Il contesto: la nascita della Series III
La Series III debutta nel 1975 come evoluzione della precedente Series II, di cui riprende un telaio a longheroni rivisto, con traversa centrale a X e sezione anteriore removibile per facilitare gli interventi meccanici. È l'epoca della cosiddetta "malaise era": la crisi petrolifera e le nuove normative anti-inquinamento americane costringono i costruttori a ridurre drasticamente le potenze, ed Excalibur non fa eccezione.
Rispetto ai modelli precedenti, la carrozzeria adotta parafanghi più avvolgenti al posto delle fiancate aperte delle Series I e II, insieme a paraurti ridisegnati per rispettare le normative di sicurezza in vigore negli Stati Uniti.
Motore
V8 Chevrolet 7,4 litri (454 ci)
Motore e meccanica
Sotto il cofano lavora un V8 Chevrolet da 7,4 litri (454 pollici cubici), nella versione derivata dal mondo dei mezzi commerciali: l'equipaggiamento anti-inquinamento richiesto dalla legge limita la potenza a soli 215 CV SAE, un valore modesto per una cilindrata così generosa.

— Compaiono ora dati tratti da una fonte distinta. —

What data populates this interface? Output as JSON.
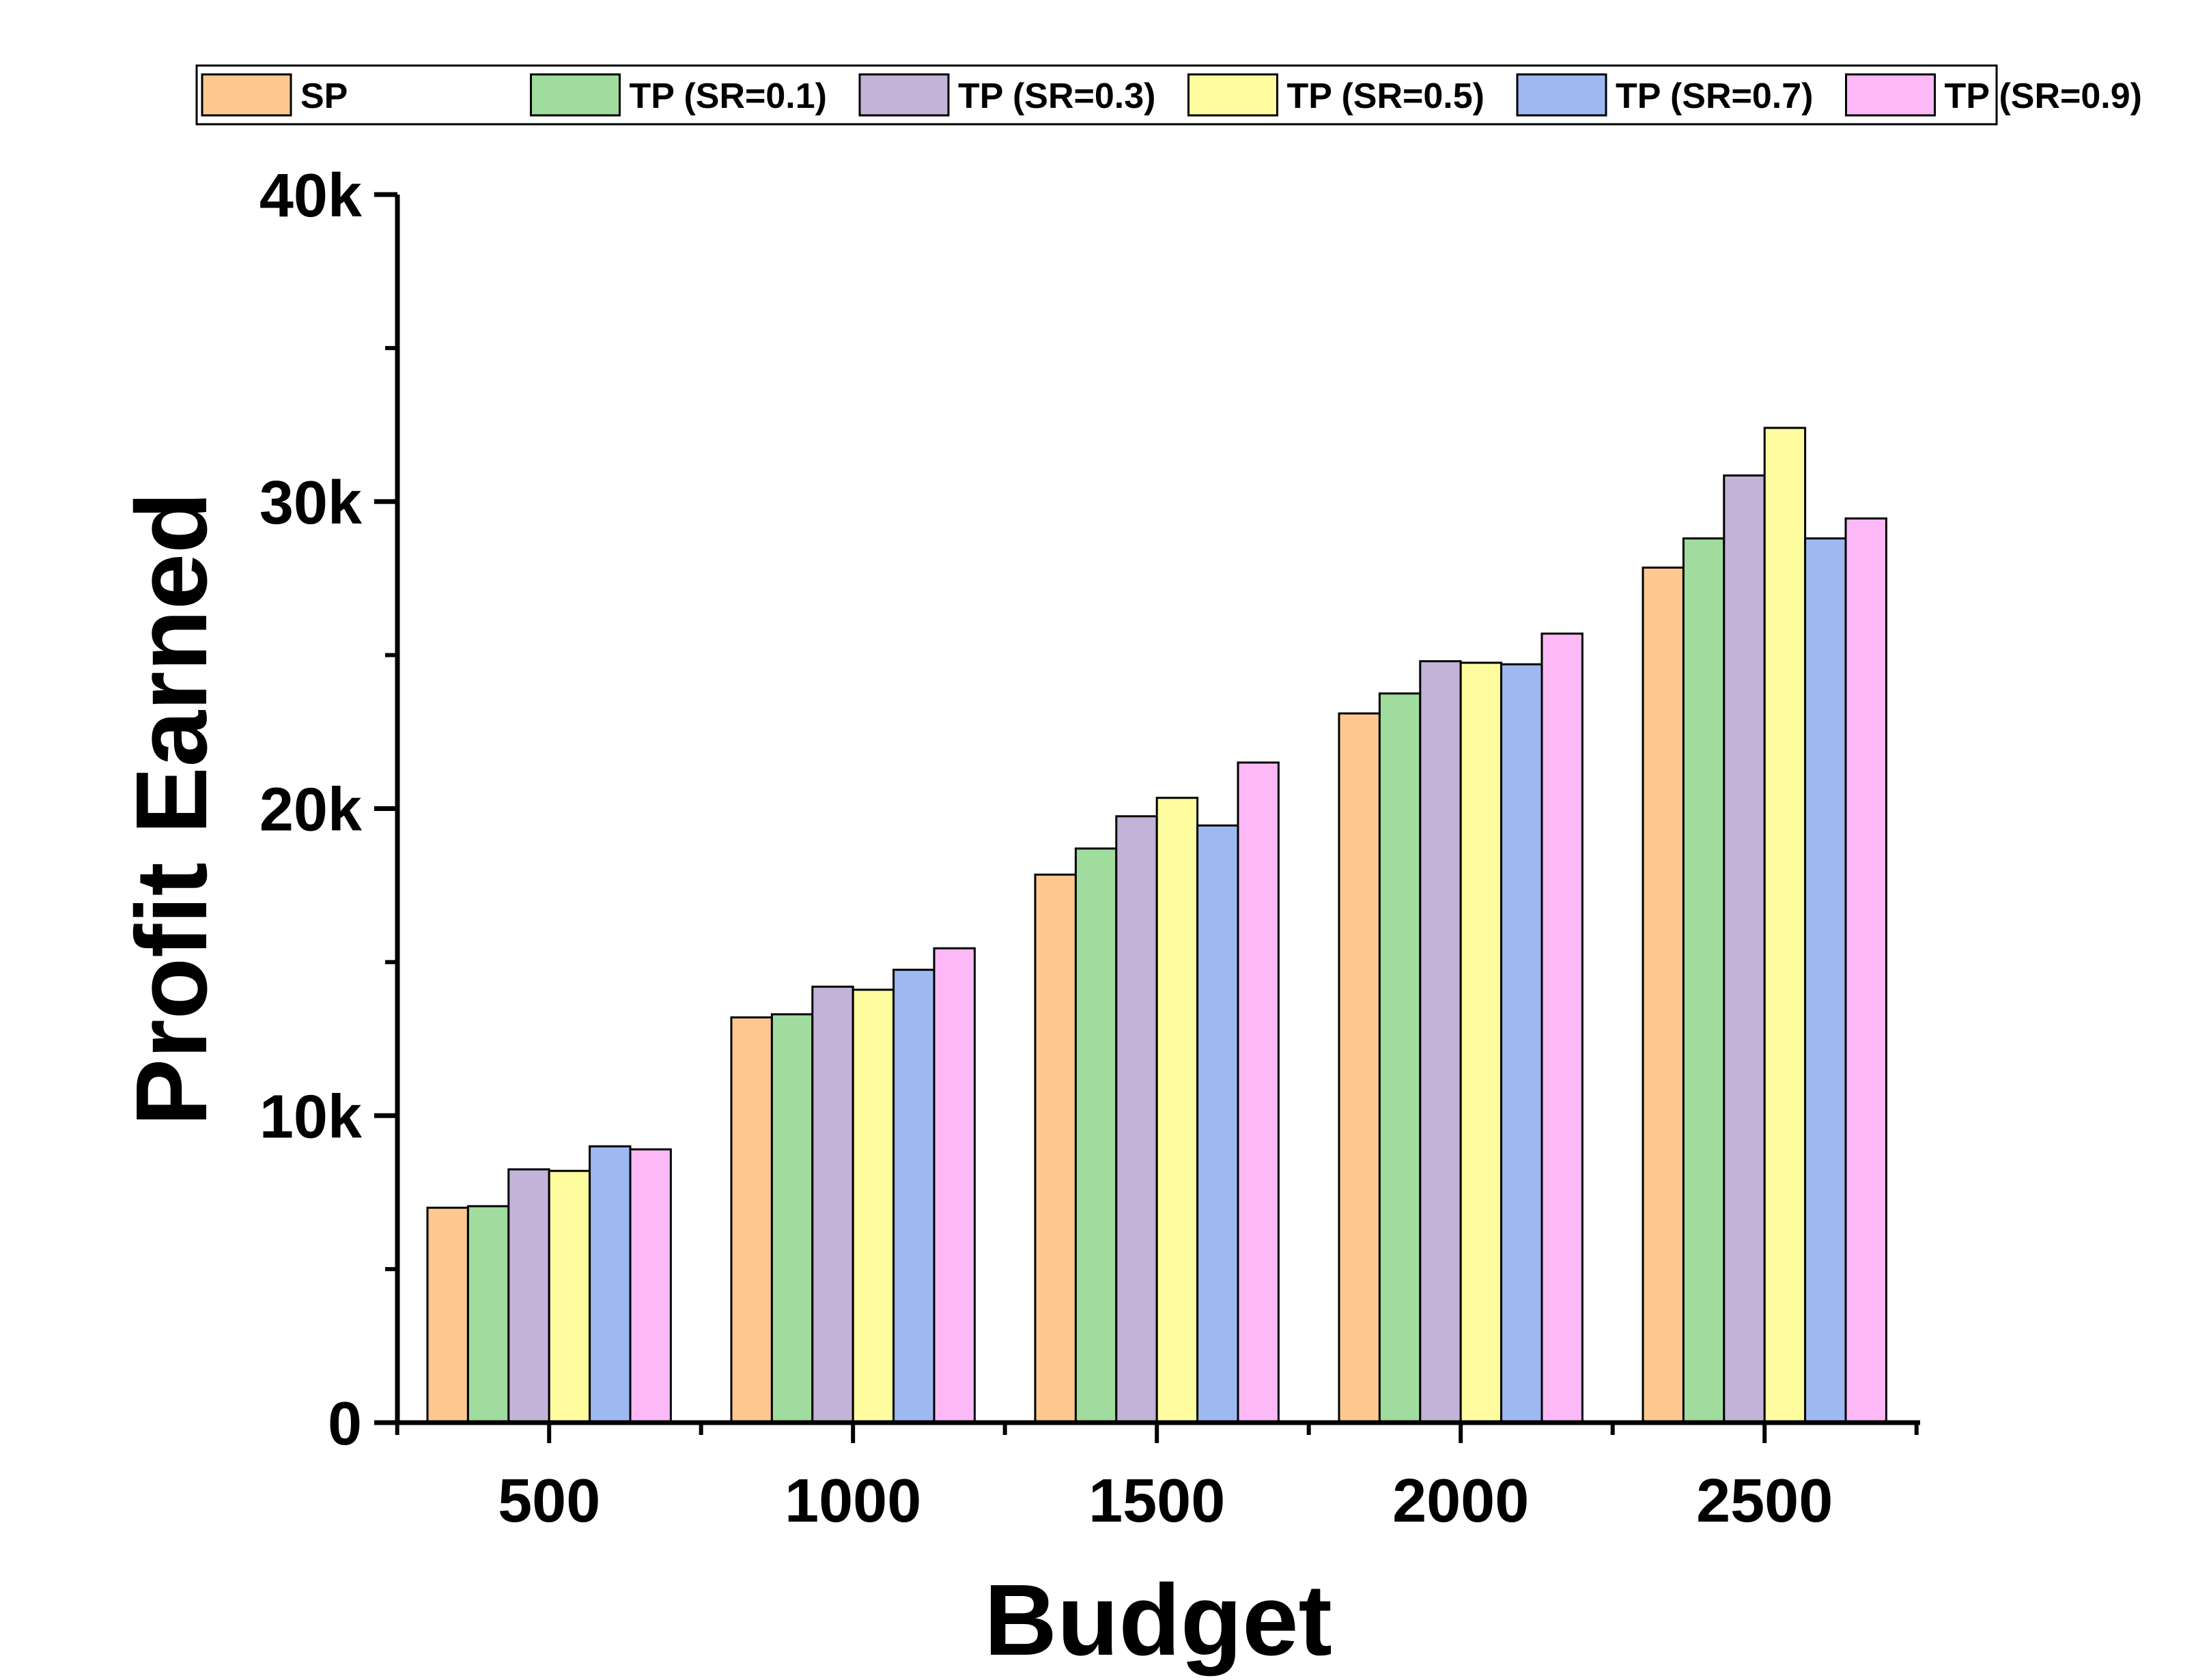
{
  "chart_data": {
    "type": "bar",
    "xlabel": "Budget",
    "ylabel": "Profit Earned",
    "categories": [
      "500",
      "1000",
      "1500",
      "2000",
      "2500"
    ],
    "ylim": [
      0,
      40000
    ],
    "yticks": [
      0,
      10000,
      20000,
      30000,
      40000
    ],
    "ytick_labels": [
      "0",
      "10k",
      "20k",
      "30k",
      "40k"
    ],
    "grid": false,
    "legend_position": "top",
    "series": [
      {
        "name": "SP",
        "color": "#FDC991",
        "values": [
          7000,
          13200,
          17850,
          23100,
          27850
        ]
      },
      {
        "name": "TP (SR=0.1)",
        "color": "#A0DC9E",
        "values": [
          7050,
          13300,
          18700,
          23750,
          28800
        ]
      },
      {
        "name": "TP (SR=0.3)",
        "color": "#C4B3D9",
        "values": [
          8250,
          14200,
          19750,
          24800,
          30850
        ]
      },
      {
        "name": "TP (SR=0.5)",
        "color": "#FDFDA0",
        "values": [
          8200,
          14100,
          20350,
          24750,
          32400
        ]
      },
      {
        "name": "TP (SR=0.7)",
        "color": "#9EB9F2",
        "values": [
          9000,
          14750,
          19450,
          24700,
          28800
        ]
      },
      {
        "name": "TP (SR=0.9)",
        "color": "#FDB8F6",
        "values": [
          8900,
          15450,
          21500,
          25700,
          29450
        ]
      }
    ]
  }
}
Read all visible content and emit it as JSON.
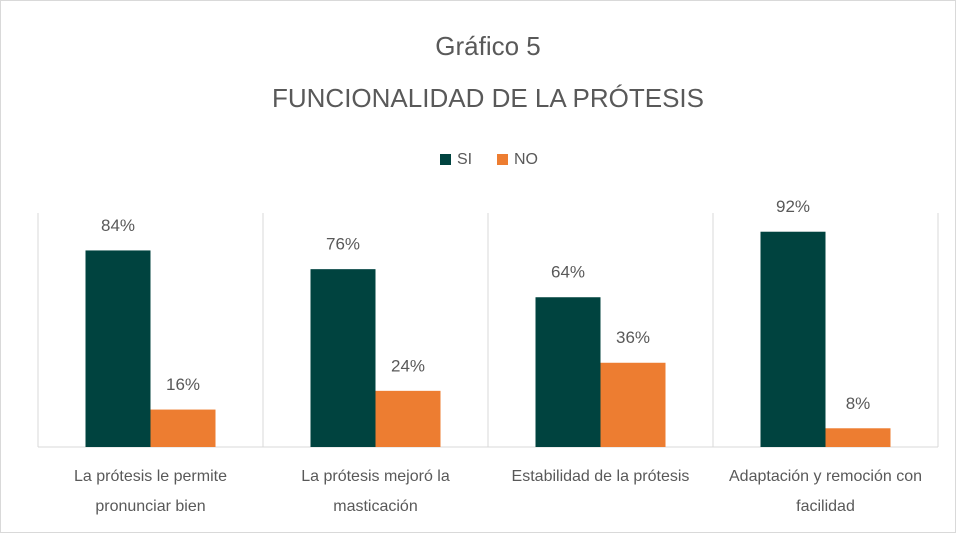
{
  "chart_data": {
    "type": "bar",
    "title": "Gráfico 5",
    "subtitle": "FUNCIONALIDAD DE LA PRÓTESIS",
    "categories": [
      "La prótesis le permite pronunciar bien",
      "La prótesis mejoró la masticación",
      "Estabilidad de la prótesis",
      "Adaptación y remoción con facilidad"
    ],
    "series": [
      {
        "name": "SI",
        "color": "#00433f",
        "values": [
          84,
          76,
          64,
          92
        ],
        "value_labels": [
          "84%",
          "76%",
          "64%",
          "92%"
        ]
      },
      {
        "name": "NO",
        "color": "#ed7d31",
        "values": [
          16,
          24,
          36,
          8
        ],
        "value_labels": [
          "16%",
          "24%",
          "36%",
          "8%"
        ]
      }
    ],
    "ylim": [
      0,
      100
    ],
    "legend": "top"
  }
}
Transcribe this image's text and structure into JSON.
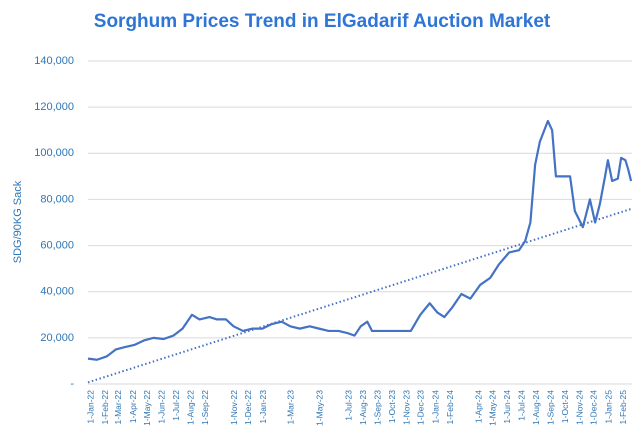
{
  "chart_data": {
    "type": "line",
    "title": "Sorghum Prices Trend in ElGadarif  Auction Market",
    "y_label": "SDG/90KG Sack",
    "color": "#4472c4",
    "x": [
      "2022-01-01",
      "2022-01-20",
      "2022-02-10",
      "2022-03-01",
      "2022-03-20",
      "2022-04-10",
      "2022-05-01",
      "2022-05-20",
      "2022-06-10",
      "2022-07-01",
      "2022-07-20",
      "2022-08-09",
      "2022-08-25",
      "2022-09-15",
      "2022-10-01",
      "2022-10-20",
      "2022-11-05",
      "2022-11-25",
      "2022-12-15",
      "2023-01-05",
      "2023-01-25",
      "2023-02-15",
      "2023-03-05",
      "2023-03-25",
      "2023-04-15",
      "2023-05-05",
      "2023-05-25",
      "2023-06-15",
      "2023-07-05",
      "2023-07-19",
      "2023-08-01",
      "2023-08-15",
      "2023-08-25",
      "2023-09-15",
      "2023-10-15",
      "2023-11-15",
      "2023-12-05",
      "2023-12-25",
      "2024-01-10",
      "2024-01-25",
      "2024-02-10",
      "2024-03-01",
      "2024-03-20",
      "2024-04-10",
      "2024-05-01",
      "2024-05-20",
      "2024-06-10",
      "2024-07-01",
      "2024-07-14",
      "2024-07-25",
      "2024-08-04",
      "2024-08-14",
      "2024-08-31",
      "2024-09-09",
      "2024-09-17",
      "2024-10-17",
      "2024-10-27",
      "2024-11-13",
      "2024-11-28",
      "2024-12-09",
      "2024-12-19",
      "2024-12-30",
      "2025-01-05",
      "2025-01-14",
      "2025-01-26",
      "2025-02-02",
      "2025-02-11",
      "2025-02-17",
      "2025-02-23"
    ],
    "values": [
      11000,
      10500,
      12000,
      15000,
      16000,
      17000,
      19000,
      20000,
      19500,
      21000,
      24000,
      30000,
      28000,
      29000,
      28000,
      28000,
      25000,
      23000,
      24000,
      24000,
      26000,
      27000,
      25000,
      24000,
      25000,
      24000,
      23000,
      23000,
      22000,
      21000,
      25000,
      27000,
      23000,
      23000,
      23000,
      23000,
      30000,
      35000,
      31000,
      29000,
      33000,
      39000,
      37000,
      43000,
      46000,
      52000,
      57000,
      58000,
      62000,
      70000,
      95000,
      105000,
      114000,
      110000,
      90000,
      90000,
      75000,
      68000,
      80000,
      70000,
      78000,
      90000,
      97000,
      88000,
      89000,
      98000,
      97000,
      93000,
      88000
    ],
    "trendline": {
      "x": [
        "2022-01-01",
        "2025-02-25"
      ],
      "values": [
        700,
        76000
      ],
      "color": "#4472c4"
    },
    "xlim": [
      "2022-01-01",
      "2025-02-25"
    ],
    "xticks": [
      {
        "value": "2022-01-01",
        "label": "1-Jan-22"
      },
      {
        "value": "2022-02-01",
        "label": "1-Feb-22"
      },
      {
        "value": "2022-03-01",
        "label": "1-Mar-22"
      },
      {
        "value": "2022-04-01",
        "label": "1-Apr-22"
      },
      {
        "value": "2022-05-01",
        "label": "1-May-22"
      },
      {
        "value": "2022-06-01",
        "label": "1-Jun-22"
      },
      {
        "value": "2022-07-01",
        "label": "1-Jul-22"
      },
      {
        "value": "2022-08-01",
        "label": "1-Aug-22"
      },
      {
        "value": "2022-09-01",
        "label": "1-Sep-22"
      },
      {
        "value": "2022-11-01",
        "label": "1-Nov-22"
      },
      {
        "value": "2022-12-01",
        "label": "1-Dec-22"
      },
      {
        "value": "2023-01-01",
        "label": "1-Jan-23"
      },
      {
        "value": "2023-03-01",
        "label": "1-Mar-23"
      },
      {
        "value": "2023-05-01",
        "label": "1-May-23"
      },
      {
        "value": "2023-07-01",
        "label": "1-Jul-23"
      },
      {
        "value": "2023-08-01",
        "label": "1-Aug-23"
      },
      {
        "value": "2023-09-01",
        "label": "1-Sep-23"
      },
      {
        "value": "2023-10-01",
        "label": "1-Oct-23"
      },
      {
        "value": "2023-11-01",
        "label": "1-Nov-23"
      },
      {
        "value": "2023-12-01",
        "label": "1-Dec-23"
      },
      {
        "value": "2024-01-01",
        "label": "1-Jan-24"
      },
      {
        "value": "2024-02-01",
        "label": "1-Feb-24"
      },
      {
        "value": "2024-04-01",
        "label": "1-Apr-24"
      },
      {
        "value": "2024-05-01",
        "label": "1-May-24"
      },
      {
        "value": "2024-06-01",
        "label": "1-Jun-24"
      },
      {
        "value": "2024-07-01",
        "label": "1-Jul-24"
      },
      {
        "value": "2024-08-01",
        "label": "1-Aug-24"
      },
      {
        "value": "2024-09-01",
        "label": "1-Sep-24"
      },
      {
        "value": "2024-10-01",
        "label": "1-Oct-24"
      },
      {
        "value": "2024-11-01",
        "label": "1-Nov-24"
      },
      {
        "value": "2024-12-01",
        "label": "1-Dec-24"
      },
      {
        "value": "2025-01-01",
        "label": "1-Jan-25"
      },
      {
        "value": "2025-02-01",
        "label": "1-Feb-25"
      }
    ],
    "ylim": [
      0,
      140000
    ],
    "yticks": [
      {
        "value": 0,
        "label": "-"
      },
      {
        "value": 20000,
        "label": "20,000"
      },
      {
        "value": 40000,
        "label": "40,000"
      },
      {
        "value": 60000,
        "label": "60,000"
      },
      {
        "value": 80000,
        "label": "80,000"
      },
      {
        "value": 100000,
        "label": "100,000"
      },
      {
        "value": 120000,
        "label": "120,000"
      },
      {
        "value": 140000,
        "label": "140,000"
      }
    ],
    "grid": true
  }
}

- Cambio manuale o automatico a disposizione della clientela
- Sospensioni e impianto frenante derivati dal parts-bin Corvette
- Passo allungato a 2.845 mm (112 pollici) per ospitare la carrozzeria Phaeton
La combinazione di grande cilindrata e componentistica di serie facilmente reperibile resta comunque uno dei punti di forza pratici della vettura, tanto in origine quanto oggi per chi la possiede.
Potenza
215 CV SAE
Stile e allestimento
La Series III si distingue per dettagli che richiamano apertamente le granturismo europee di inizio Novecento: griglia in acciaio inox, ruote di scorta a montaggio laterale, terminali di scarico a vista lungo le fiancate e un tetto rigido removibile che consente la guida a cielo aperto.
Gli interni propongono rivestimenti in pelle, strumentazione di marca VDO e volante a tre razze, mentre il cruise control è offerto di serie. La versione Phaeton a quattro posti diventa rapidamente la scelta preferita dalla clientela rispetto al più raro Roadster a due posti.
Anni di produzione
1975-1979
Il successo commerciale
La Series III segna il picco produttivo del marchio: le vendite salgono dalle prime consegne del 1975 fino a un nuovo record nel 1977 con 237 unità, per poi crescere ulteriormente a 263 esemplari nel 1978 e 367 nel 1979. In totale, tra il 1975 e il 1979, vengono costruiti 1.141 esemplari (alcune fonti indicano 1.185), di cui solamente 76 nella carrozzeria Roadster.
Quotazioni e mercato dell'usato
Sul mercato del collezionismo, la Excalibur Series III si colloca in una fascia di prezzo accessibile rispetto ad altre auto d'epoca americane: il valore di vendita medio si aggira sui 26.000 dollari, con punte fino a circa 47.000 dollari per gli esemplari meglio conservati e valori che scendono sotto i 6.000 dollari per le vetture da restaurare.
Chi valuta l'acquisto di un esemplare più datato deve mettere in conto un controllo approfondito dell'impianto elettrico e una manutenzione meccanica regolare, elementi comuni a molte neoclassiche americane di questo periodo.